How Conditions Protect (or Expose) Your Client
Conditions are one of the most powerful — and risky — parts of the Residential Purchase Contract.
A condition makes the contract “subject to” something happening by a specific deadline (the Condition Day). Until conditions are waived or satisfied, the contract is conditional and can collapse without penalty if handled correctly — or fail catastrophically if mishandled.
This section explains:
how conditions work,
what has changed in the updated contract,
and where REALTORS® most often create risk for their clients.
Under the updated contract, both the seller and the buyer agree to:
act reasonably and in good faith in trying to satisfy their own conditions
make reasonable efforts to fulfill those conditions
pay for any costs related to their own conditions
This means:
buyers must genuinely pursue financing, inspections, or document reviews they have made the contract subject to
sellers must reasonably cooperate where required (for example, providing access for inspections or appraisals)
Conditions are not placeholders or negotiating tools — they are legal obligations.
Buyer’s conditions exist for the buyer’s benefit, but only if they are properly managed.
The financing condition protects the buyer if they are unable to secure acceptable financing by the Condition Day.
Key risks to explain to buyers:
“Pre-approval” does not mean funds are guaranteed
Appraisals can fail late in the process
Lender conditions may still exist
Before removing a financing condition, buyers must be confident all lender requirements are satisfied.
If a buyer chooses to proceed without a financing condition while still requiring a mortgage, this risk must be clearly explained and documented.
An inspection condition allows the buyer to confirm the physical condition of the property.
Skipping an inspection:
transfers risk entirely to the buyer
may limit remedies after possession
If a buyer declines an inspection, the importance of that decision must be clearly explained and acknowledged in writing.
This condition ties the purchase to the successful sale of the buyer’s existing home.
Important realities:
the seller can continue to market the property
the seller may accept another offer
the buyer may be forced to remove all conditions on short notice
This condition can create intense pressure and must be discussed carefully before acceptance.
Any additional condition must be tracked with the same care as the standard ones.
A common risk:
conditions are added, then forgotten
no notice is delivered by the Condition Day
the contract collapses automatically
Every condition needs:
a clear purpose
a diarized deadline
a plan for notice delivery
Seller’s conditions exist for the seller’s benefit, but they operate the same way.
Even though seller conditions are less common, the risk is identical:
if the condition is not dealt with by the Condition Day
and no notice is delivered
the contract can end automatically
Assumptions are dangerous. Seller conditions must be actively managed and cleared in writing.
Conditions do not resolve themselves.
They are enforced only through written notices, delivered properly and on time.

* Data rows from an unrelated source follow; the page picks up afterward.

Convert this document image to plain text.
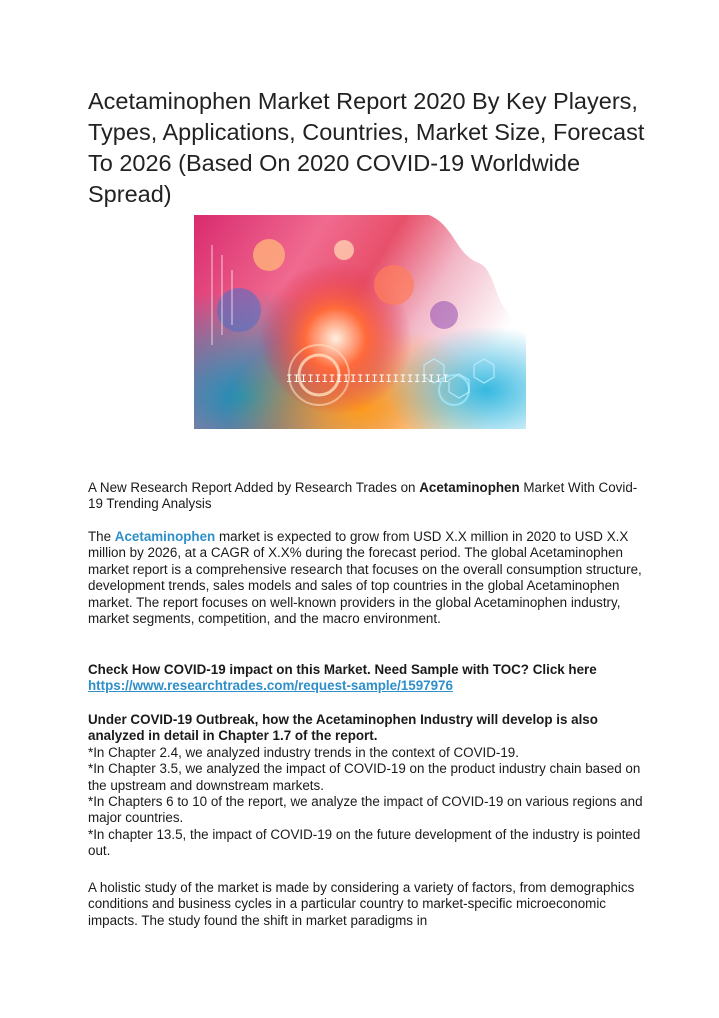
Acetaminophen Market Report 2020 By Key Players, Types, Applications, Countries, Market Size, Forecast To 2026 (Based On 2020 COVID-19 Worldwide Spread)
IIIIIIIIIIIIIIIIIIIIIII

A New Research Report Added by Research Trades on Acetaminophen Market With Covid-19 Trending Analysis

The Acetaminophen market is expected to grow from USD X.X million in 2020 to USD X.X million by 2026, at a CAGR of X.X% during the forecast period. The global Acetaminophen market report is a comprehensive research that focuses on the overall consumption structure, development trends, sales models and sales of top countries in the global Acetaminophen market. The report focuses on well-known providers in the global Acetaminophen industry, market segments, competition, and the macro environment.

Check How COVID-19 impact on this Market. Need Sample with TOC? Click here https://www.researchtrades.com/request-sample/1597976

Under COVID-19 Outbreak, how the Acetaminophen Industry will develop is also analyzed in detail in Chapter 1.7 of the report.
*In Chapter 2.4, we analyzed industry trends in the context of COVID-19.
*In Chapter 3.5, we analyzed the impact of COVID-19 on the product industry chain based on the upstream and downstream markets.
*In Chapters 6 to 10 of the report, we analyze the impact of COVID-19 on various regions and major countries.
*In chapter 13.5, the impact of COVID-19 on the future development of the industry is pointed out.

A holistic study of the market is made by considering a variety of factors, from demographics conditions and business cycles in a particular country to market-specific microeconomic impacts. The study found the shift in market paradigms in
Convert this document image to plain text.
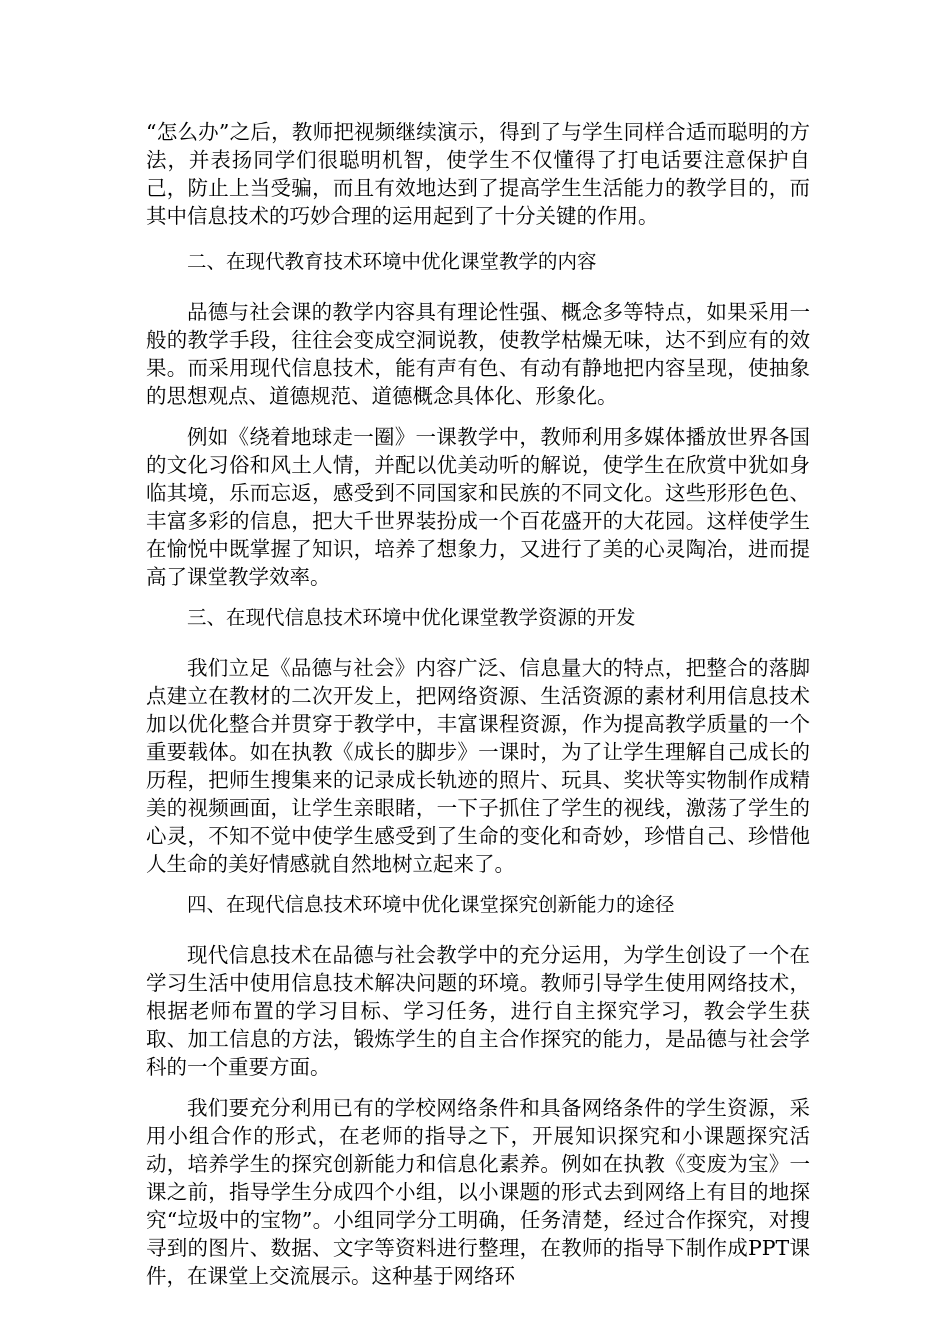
“怎么办”之后，教师把视频继续演示，得到了与学生同样合适而聪明的方法，并表扬同学们很聪明机智，使学生不仅懂得了打电话要注意保护自己，防止上当受骗，而且有效地达到了提高学生生活能力的教学目的，而其中信息技术的巧妙合理的运用起到了十分关键的作用。

二、在现代教育技术环境中优化课堂教学的内容

品德与社会课的教学内容具有理论性强、概念多等特点，如果采用一般的教学手段，往往会变成空洞说教，使教学枯燥无味，达不到应有的效果。而采用现代信息技术，能有声有色、有动有静地把内容呈现，使抽象的思想观点、道德规范、道德概念具体化、形象化。

例如《绕着地球走一圈》一课教学中，教师利用多媒体播放世界各国的文化习俗和风土人情，并配以优美动听的解说，使学生在欣赏中犹如身临其境，乐而忘返，感受到不同国家和民族的不同文化。这些形形色色、丰富多彩的信息，把大千世界装扮成一个百花盛开的大花园。这样使学生在愉悦中既掌握了知识，培养了想象力，又进行了美的心灵陶冶，进而提高了课堂教学效率。

三、在现代信息技术环境中优化课堂教学资源的开发

我们立足《品德与社会》内容广泛、信息量大的特点，把整合的落脚点建立在教材的二次开发上，把网络资源、生活资源的素材利用信息技术加以优化整合并贯穿于教学中，丰富课程资源，作为提高教学质量的一个重要载体。如在执教《成长的脚步》一课时，为了让学生理解自己成长的历程，把师生搜集来的记录成长轨迹的照片、玩具、奖状等实物制作成精美的视频画面，让学生亲眼睹，一下子抓住了学生的视线，激荡了学生的心灵，不知不觉中使学生感受到了生命的变化和奇妙，珍惜自己、珍惜他人生命的美好情感就自然地树立起来了。

四、在现代信息技术环境中优化课堂探究创新能力的途径

现代信息技术在品德与社会教学中的充分运用，为学生创设了一个在学习生活中使用信息技术解决问题的环境。教师引导学生使用网络技术，根据老师布置的学习目标、学习任务，进行自主探究学习，教会学生获取、加工信息的方法，锻炼学生的自主合作探究的能力，是品德与社会学科的一个重要方面。

我们要充分利用已有的学校网络条件和具备网络条件的学生资源，采用小组合作的形式，在老师的指导之下，开展知识探究和小课题探究活动，培养学生的探究创新能力和信息化素养。例如在执教《变废为宝》一课之前，指导学生分成四个小组，以小课题的形式去到网络上有目的地探究“垃圾中的宝物”。小组同学分工明确，任务清楚，经过合作探究，对搜寻到的图片、数据、文字等资料进行整理，在教师的指导下制作成PPT课件，在课堂上交流展示。这种基于网络环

If the correct notice is not given:
a condition is not waived
a condition is not satisfied
and the contract may terminate automatically
Emails, texts, or verbal confirmation do not replace formal notice.
When a party is ready to proceed:
a formal written notice must be delivered
it must be delivered on or before the Condition Day and time
Without this notice, the contract does not become firm — even if everyone intended it to.
If a party decides not to proceed:
a written notice must be delivered
this formally ends the contract
it provides clarity for deposits and next steps
Silence is not protection.
Some failures trigger specific void rights.
Examples:
buyer failure to meet financing or disclosure-related obligations
buyer failure to pay a deposit on time
These rights must be exercised by notice and within the allowed timeframe.
Accepting late performance without notice may eliminate the right to void.
Sale-of-property conditions include special notice rules.
When a seller accepts another offer:
a formal notice is delivered
a strict timeline is triggered
the buyer must remove all conditions or allow the contract to end
This is one of the most time-sensitive notice situations in the contract.
Conditions are one of the highest-risk areas in a transaction.
REALTORS® must:
diarize every Condition Day and time
understand which notice applies to which situation
ensure notices are delivered correctly and on time
escalate issues early
never assume intentions replace written notice
A condition without a notice is a liability.
Most collapsed deals, deposit disputes, and complaints trace back to poor condition management — not bad intentions.